So now I’m im the habit of paying attention to tire pressure before heading out!

Beginning 180 degrees from the valve stem, I take four clothespins and remove the steel springs. Then I lift up the tire and insert 6-7 clothespin halves in line with the spokes ( since I avoid applying glue to the spoke nipples) between the rim and tire, rolling the tire partially off the rim in order to apply the cement.








The curvature of the clothespin that would normally grip the laundry allows the rim to seat in it, as a pivot point.






Now the tire can be rolled partially from the rim exposing the rim for easy gluing!

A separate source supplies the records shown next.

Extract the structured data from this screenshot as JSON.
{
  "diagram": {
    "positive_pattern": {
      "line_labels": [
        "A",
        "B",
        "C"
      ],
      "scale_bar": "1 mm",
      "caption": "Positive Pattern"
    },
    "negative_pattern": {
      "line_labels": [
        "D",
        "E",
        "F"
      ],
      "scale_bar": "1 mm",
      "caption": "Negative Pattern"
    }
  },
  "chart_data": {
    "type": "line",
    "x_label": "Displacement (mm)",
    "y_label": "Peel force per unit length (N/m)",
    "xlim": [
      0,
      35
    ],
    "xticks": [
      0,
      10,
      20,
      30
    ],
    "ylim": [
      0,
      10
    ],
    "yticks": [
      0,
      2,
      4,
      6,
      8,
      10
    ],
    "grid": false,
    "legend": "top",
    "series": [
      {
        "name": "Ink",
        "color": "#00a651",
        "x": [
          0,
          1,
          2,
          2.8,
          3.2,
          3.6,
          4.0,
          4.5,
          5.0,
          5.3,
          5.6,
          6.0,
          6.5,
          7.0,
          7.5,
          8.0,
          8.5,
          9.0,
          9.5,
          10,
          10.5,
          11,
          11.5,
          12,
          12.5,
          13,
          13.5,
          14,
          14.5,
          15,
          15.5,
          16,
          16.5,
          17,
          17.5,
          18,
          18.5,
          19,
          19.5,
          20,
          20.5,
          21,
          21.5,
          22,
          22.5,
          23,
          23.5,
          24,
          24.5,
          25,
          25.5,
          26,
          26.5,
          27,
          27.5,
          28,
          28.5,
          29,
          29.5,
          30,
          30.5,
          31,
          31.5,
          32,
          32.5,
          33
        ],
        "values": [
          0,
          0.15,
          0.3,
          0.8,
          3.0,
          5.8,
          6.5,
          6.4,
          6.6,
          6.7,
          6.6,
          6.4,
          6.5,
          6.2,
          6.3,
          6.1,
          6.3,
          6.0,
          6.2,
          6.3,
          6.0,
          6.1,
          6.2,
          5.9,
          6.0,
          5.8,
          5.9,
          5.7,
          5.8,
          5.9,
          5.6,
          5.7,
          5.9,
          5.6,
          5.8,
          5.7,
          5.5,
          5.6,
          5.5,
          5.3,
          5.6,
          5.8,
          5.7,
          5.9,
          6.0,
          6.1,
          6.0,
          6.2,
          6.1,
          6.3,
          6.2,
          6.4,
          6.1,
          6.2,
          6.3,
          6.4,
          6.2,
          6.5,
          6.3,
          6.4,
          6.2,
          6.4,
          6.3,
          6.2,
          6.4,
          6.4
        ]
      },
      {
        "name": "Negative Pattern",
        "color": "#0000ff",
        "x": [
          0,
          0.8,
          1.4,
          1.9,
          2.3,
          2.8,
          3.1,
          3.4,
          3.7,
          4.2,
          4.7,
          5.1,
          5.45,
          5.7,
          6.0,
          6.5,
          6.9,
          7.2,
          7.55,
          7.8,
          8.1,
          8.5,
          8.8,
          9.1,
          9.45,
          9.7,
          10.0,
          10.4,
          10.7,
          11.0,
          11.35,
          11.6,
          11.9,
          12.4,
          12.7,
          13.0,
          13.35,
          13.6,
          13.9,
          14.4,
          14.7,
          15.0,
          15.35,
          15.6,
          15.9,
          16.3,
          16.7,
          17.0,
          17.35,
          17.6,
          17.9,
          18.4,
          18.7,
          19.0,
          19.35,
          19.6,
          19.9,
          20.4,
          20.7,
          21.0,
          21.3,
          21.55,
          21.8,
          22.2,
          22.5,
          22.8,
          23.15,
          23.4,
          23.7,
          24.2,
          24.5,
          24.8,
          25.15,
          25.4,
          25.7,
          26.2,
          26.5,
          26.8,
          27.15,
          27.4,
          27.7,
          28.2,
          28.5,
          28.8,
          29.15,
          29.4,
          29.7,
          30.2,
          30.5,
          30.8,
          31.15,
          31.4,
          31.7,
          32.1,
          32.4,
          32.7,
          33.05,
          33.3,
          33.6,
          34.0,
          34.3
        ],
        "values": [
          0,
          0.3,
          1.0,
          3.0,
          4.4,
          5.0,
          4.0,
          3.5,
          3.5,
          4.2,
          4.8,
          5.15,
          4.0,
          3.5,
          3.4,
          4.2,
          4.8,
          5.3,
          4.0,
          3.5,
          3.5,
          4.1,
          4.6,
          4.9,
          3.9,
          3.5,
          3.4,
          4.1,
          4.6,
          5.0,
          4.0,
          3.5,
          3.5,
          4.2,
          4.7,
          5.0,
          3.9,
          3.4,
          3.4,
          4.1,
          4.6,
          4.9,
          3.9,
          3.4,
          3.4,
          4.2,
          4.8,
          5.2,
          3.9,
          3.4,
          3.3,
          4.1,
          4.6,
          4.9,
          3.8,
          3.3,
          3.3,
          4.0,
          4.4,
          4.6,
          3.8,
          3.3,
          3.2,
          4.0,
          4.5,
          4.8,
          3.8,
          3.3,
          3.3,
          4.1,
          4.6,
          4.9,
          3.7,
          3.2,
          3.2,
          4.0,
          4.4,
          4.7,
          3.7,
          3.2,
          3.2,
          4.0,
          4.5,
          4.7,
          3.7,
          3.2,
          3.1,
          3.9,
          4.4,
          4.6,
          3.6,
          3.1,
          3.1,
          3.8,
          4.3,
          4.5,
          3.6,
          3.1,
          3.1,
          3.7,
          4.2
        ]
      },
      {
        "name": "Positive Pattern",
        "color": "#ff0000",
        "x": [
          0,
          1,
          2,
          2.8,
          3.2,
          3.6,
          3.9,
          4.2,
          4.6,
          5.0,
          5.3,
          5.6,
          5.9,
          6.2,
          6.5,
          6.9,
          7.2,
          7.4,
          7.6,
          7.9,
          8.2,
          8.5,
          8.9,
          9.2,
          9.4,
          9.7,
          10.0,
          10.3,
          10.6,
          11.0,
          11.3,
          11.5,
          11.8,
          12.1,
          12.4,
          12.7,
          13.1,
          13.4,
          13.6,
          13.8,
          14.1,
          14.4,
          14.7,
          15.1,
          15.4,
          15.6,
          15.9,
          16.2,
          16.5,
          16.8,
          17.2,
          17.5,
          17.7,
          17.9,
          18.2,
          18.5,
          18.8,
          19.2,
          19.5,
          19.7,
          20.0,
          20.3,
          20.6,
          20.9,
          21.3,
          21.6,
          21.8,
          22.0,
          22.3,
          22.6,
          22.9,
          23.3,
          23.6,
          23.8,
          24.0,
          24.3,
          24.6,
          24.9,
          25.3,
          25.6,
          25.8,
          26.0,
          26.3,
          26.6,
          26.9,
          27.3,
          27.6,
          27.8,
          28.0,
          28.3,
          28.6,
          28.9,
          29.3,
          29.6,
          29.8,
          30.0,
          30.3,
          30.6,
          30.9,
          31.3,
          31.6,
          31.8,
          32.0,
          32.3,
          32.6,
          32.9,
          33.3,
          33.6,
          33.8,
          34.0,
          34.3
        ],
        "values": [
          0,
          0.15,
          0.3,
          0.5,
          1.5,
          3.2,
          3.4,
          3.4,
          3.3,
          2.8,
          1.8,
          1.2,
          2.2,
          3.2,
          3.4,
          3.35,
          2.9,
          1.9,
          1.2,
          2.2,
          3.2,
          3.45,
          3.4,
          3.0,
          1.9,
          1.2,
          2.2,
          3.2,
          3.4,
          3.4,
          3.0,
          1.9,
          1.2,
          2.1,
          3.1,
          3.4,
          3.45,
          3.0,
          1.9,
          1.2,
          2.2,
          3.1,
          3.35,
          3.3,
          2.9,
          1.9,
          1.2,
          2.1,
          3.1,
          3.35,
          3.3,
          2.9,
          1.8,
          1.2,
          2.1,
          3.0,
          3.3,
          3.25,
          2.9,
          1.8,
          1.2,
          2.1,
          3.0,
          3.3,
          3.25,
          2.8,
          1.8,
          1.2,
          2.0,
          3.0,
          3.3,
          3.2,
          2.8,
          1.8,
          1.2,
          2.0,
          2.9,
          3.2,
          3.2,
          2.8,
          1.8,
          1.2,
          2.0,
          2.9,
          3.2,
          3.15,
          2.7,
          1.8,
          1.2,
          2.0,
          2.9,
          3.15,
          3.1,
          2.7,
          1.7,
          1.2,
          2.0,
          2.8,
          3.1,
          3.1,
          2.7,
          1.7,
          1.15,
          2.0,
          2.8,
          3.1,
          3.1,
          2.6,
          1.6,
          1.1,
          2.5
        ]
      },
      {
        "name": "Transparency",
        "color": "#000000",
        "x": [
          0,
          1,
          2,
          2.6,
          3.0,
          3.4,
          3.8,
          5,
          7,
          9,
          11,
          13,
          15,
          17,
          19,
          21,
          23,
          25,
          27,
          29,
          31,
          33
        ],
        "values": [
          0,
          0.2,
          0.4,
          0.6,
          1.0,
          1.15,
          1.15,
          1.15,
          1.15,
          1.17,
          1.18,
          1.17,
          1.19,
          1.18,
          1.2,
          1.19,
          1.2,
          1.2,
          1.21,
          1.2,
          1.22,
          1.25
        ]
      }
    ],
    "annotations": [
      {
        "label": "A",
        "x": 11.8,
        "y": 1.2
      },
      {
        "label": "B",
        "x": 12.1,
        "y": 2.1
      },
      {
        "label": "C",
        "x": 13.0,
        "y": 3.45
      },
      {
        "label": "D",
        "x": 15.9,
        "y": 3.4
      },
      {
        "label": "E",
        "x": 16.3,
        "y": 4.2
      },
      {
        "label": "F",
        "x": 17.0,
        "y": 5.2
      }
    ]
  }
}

you can’t quite get 90 degrees glued at a time, but almost. Stop and check for centered alignment on the rim and that the valve stem is not badly crooked. Then move to your original starting point, working back to the valve stem and carefully checking alignment as you go.
When you are through the valve stem should have normalized back in perfect alignment with the rim. If not don’t panic. Working your way around the tire, lift a pull in the proper direction to center the valve stem in the rim. Then inflate in order to firmly set the glue.




Here I pulled out the inner pins so that the tire can be centered onto the rim slowly and carefully as it suspends the tire above the until you are satisfied with the alignment. So far this seems to be the least messy approach to cementing tubulars! It’s taking me about 30 minutes per tire to get it done now!

Also thanks to the CABEr that sold me this bicycle wrench! It was invaluable for removing the bearings and for disassembling the crank arms!


----------



## Pondo (Aug 14, 2021)

Your Pierce is looking great!  It must be a real pleasure to ride too.  Nice method on the tire gluing too, that will come in handy if and when I get some Deans for mine, thanks!


----------



## fat tire trader (Aug 14, 2021)

I would put those pedals back in the OA and lightly scrub them with a tooth brush soaked in the OA.


----------



## rusty_apache (Dec 22, 2021)

I’ll have to give it a try.
Thanks!


----------